EDITORIAL: Word of hope in the choking billowy smoke

Social Share

WE?ARE?DELIGHTED TO?HEAR the days of the neighbourhood stuff-burning brigade are numbered. Actually, we look forward to the day they are over.
No less will be the anticipation of the anti-burning activists, especially the Facebook lobby group Citizens Against Burning Stuff, who have been advocating severe penalties for those who set garbage afire in neighbourhoods – and with flaunted impunity, caring not for the asthmatic or chronic sufferers of sinusitis.
Of course, we are relying on the undertaking by Minister of Health Donville Inniss to rid us of the annoying and dangerous practice.
Less than a week ago, Princess Margaret Secondary students had to be sent home after “thick smoke” engulfed their school, the result of “somebody . . . burning stuff in the Farm Terrace area”. Ironically, the school’s deputy principal Wayne Willock, who would have had to oversee those students suffering “panic attacks and wheezing”, is chairman of Citizens Against Burning Stuff. Here he was again witnessing first-hand the trauma of neighbourhood fire and smoke.
Mr Willock and his group of concerned citizens would like to see relevant legislation to stop or, at the very least,
to control the burning of waste, especially in and around residential districts – and, clearly, not without the best of cause.

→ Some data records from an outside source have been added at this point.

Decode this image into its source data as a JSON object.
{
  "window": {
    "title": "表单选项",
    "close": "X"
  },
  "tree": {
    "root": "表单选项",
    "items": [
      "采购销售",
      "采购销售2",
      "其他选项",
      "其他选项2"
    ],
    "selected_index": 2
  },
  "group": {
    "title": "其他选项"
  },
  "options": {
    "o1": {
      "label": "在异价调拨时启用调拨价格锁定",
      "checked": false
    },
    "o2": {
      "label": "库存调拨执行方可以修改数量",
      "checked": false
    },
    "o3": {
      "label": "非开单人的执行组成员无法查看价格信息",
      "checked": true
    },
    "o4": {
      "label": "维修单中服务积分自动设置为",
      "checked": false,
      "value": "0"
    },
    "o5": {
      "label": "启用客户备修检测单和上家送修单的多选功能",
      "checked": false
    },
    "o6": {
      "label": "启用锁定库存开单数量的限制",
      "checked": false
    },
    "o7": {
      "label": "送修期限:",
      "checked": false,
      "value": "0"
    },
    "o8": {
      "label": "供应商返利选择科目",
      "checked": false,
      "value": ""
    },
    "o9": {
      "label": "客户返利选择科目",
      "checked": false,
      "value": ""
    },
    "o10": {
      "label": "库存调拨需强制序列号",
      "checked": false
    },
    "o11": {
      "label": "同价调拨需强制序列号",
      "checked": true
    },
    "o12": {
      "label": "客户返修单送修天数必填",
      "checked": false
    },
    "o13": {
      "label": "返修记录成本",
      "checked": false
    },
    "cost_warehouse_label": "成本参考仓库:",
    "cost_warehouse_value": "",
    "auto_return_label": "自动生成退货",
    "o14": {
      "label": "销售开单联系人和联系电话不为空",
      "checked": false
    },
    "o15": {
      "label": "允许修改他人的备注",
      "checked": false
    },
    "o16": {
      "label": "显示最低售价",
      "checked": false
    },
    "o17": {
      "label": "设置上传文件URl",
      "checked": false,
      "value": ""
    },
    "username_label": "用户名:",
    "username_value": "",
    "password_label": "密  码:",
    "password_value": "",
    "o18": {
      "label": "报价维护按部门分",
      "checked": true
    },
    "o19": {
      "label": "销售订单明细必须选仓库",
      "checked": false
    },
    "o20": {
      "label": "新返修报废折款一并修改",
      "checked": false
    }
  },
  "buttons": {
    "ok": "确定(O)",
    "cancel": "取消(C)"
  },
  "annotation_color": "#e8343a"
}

Many a victim of indiscriminate burning has had to endure emergency trips to the Asthma Bay of the Queen Elizabeth Hospital, after being exposed to smoke from a neighbour’s lit garbage.    
“We cannot continue to invest more . . . ,” says Mr Inniss, “in asthma bays at our facilities, as opposed to deploying resources to address part of the root cause – indiscriminate burning in this society.”
It is an argument for which no reasonable mind can fault the minister.
“So I wish to send a strong warning to those whose vehicles’ exhaust system needs to be fixed and to those who like to draw a match to burn their garbage on their properties: your days are numbered.”
We submit that where burning might be permissible, special burn permits be required. This should cover social bonfires and public larger-than-normal cooking blazes.
Special burn permits should also be required for agricultural waste burning, and, in this case, with the proviso it should be so done as to minimize odour emissions and smoke. And there should be days’ advance public notice.
Given the myriad cases of respiratory problems we face, control laws of refuse burning are urgent. Barbadians must come to understand that if there is need for urgent disposal of waste, the Sanitation Service Authority has a special collection scheme available.
Firebombing one’s waste is not an option.